Os campinos não usavam telemóvel

A fotografia sem autor sugere a data de 1961. Ou talvez 1962, quando o Tóino vinha de quinze em quinze dias da Lezíria receber o avio da mãe e deixar a roupa para lavar no poço da casa no Bairro do Bom Retiro. A água desse poço era salobra como a da fonte do bairro do Mártir Santo e os irmãos (Manel e Marcolina) iam com os vizinhos buscar água para beber nas bilhas de barro à fonte de Santa Sofia.

Nesse ano Salazar tinha gritado «Para Angola rapidamente e em força!» depois de antes ter agradecido «Obrigado portugueses, temos o Santa Maria connosco!», isto em pleno esforço repressivo com o quadrado da infâmia: Aljube, Caxias, Peniche, Tarrafal.

No Bairro os homens faziam horas frente à televisão no café do senhor Jorge a ver o Benfica e o Sporting nas vitórias europeias – Berna, Amesterdão, Antuérpia. Outros jogavam à malha no terreno anexo, havia sempre espectadores no primeiro balcão. As mulheres, por sua vez, já pensavam na chamada guerra do Ultramar, começada em 1961. Mostravam o exemplo dos campinos e dos rapazes do Parque de Alverca, o outro nome das OGMA. Quem tivesse um sargento conhecido podia aspirar a uma cunha para um filho entrar no Parque. Podia ser um cabo desde que tivesse influência. Diziam entre si, as mulheres do Bairro: «Quem não tem padrinhos morre moiro!». Hoje os campinos usam telemóvel para avisarem da descoberta de um toiro tresmalhado nos confins da Lezíria. Se em 1961 nos viessem dizer, ao Tóino e aos miúdos do Bom Retiro que uma caixinha de plástico nos punha a falar com o Mundo, todos nós teríamos dito: «Pode lá ser!». Mas afinal podia ser.

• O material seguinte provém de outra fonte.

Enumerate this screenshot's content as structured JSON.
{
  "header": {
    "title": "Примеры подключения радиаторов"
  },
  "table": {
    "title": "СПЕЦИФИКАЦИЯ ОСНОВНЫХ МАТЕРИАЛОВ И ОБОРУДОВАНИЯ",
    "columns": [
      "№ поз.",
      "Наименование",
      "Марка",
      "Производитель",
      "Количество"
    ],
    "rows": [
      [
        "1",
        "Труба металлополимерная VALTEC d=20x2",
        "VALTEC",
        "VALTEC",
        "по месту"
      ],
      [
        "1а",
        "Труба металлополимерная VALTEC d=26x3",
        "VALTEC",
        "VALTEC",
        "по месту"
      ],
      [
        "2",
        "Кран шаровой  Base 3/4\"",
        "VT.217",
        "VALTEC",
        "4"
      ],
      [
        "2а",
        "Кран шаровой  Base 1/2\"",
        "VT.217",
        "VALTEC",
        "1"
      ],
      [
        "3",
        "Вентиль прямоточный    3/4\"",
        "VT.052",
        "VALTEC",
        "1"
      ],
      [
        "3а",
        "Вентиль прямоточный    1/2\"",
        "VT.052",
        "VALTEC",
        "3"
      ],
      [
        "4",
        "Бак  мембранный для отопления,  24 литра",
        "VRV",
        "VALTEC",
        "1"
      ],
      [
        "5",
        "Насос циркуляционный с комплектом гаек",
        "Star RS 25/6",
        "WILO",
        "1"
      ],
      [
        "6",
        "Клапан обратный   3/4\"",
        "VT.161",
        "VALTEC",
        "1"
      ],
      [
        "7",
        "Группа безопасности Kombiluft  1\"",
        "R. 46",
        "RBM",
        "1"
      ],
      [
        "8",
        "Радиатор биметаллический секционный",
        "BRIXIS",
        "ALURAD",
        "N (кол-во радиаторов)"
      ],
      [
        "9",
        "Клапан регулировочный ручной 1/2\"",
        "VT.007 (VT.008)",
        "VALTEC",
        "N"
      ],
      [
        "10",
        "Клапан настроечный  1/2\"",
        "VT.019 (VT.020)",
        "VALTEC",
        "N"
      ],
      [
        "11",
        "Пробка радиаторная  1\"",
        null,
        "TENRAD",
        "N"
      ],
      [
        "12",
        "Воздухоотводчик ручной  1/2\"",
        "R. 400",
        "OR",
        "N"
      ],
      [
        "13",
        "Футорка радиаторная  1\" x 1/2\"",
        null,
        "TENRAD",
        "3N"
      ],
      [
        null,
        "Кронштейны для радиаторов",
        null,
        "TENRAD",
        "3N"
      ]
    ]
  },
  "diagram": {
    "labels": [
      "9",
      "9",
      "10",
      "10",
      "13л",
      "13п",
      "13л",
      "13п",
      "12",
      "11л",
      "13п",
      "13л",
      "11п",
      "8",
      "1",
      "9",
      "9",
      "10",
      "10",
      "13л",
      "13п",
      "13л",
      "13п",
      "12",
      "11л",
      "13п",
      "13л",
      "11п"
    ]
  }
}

Em 1961 os campinos não usavam telemóvel.

Vinte Linhas 524

TURISMO – A antiguidade e a relativa importância das coisas

Este mapa do concelho de Caldas da Rainha tem uma particularidade: ainda está em distribuição. Há um simpático espaço da Associação de Artesãos no antigo posto da Polícia de Viação e Trânsito à saída das Caldas para Lisboa pela estrada velha (Sancheira, Cercal, Alenquer) onde outro dia me ofereceram um exemplar.

A curiosidade está na comparação que fiz de imediato com o conteúdo de um CD (ou DVD?) editado pela Câmara Municipal sob o mesmo tema: locais a visitar fora da cidade. O copy wright do CD (ou DVD?) é de 2007 e presume-se que o outro documento é anterior. Pois nos locais a visitar fora da cidade só aparece a Ermida de São Jacinto no Coto e as igrejas Paroquial e da Misericórdia de Alvorninha. Digo só aparece porque no anterior documento do Turismo caldense surgem as Dunas e as Ruínas da Alfândega de Salir do Porto, o moinho de madeira do Zambujal, o Paúl de Tornada, a igreja e o cemitério dos ingleses na Serra do Bouro, Almofala (Alvorninha), o castro do Cabeço Castelo e a igreja paroquial de Santa Catarina.

Ora se o castro e a igreja paroquial de Santa Catarina figuravam no folheto só pode ser pela sua antiguidade. Basta saber que a igreja foi construída pelos fregueses em 1428 em litígio com o abade de Cister e com apoio do arcebispo de Lisboa D. Miguel de Castro que foi arcebispo entre 1586-1625 e chegou a ser vice-rei de Portugal.

Se do folheto para o CD (ou DVD?) passaram anos e tecnologias não percebo como é que a antiguidade que recomendava uma coisa relativamente importante passou de repente e determinar a sua eliminação. Isto é tudo relativo, claro. Mas custa.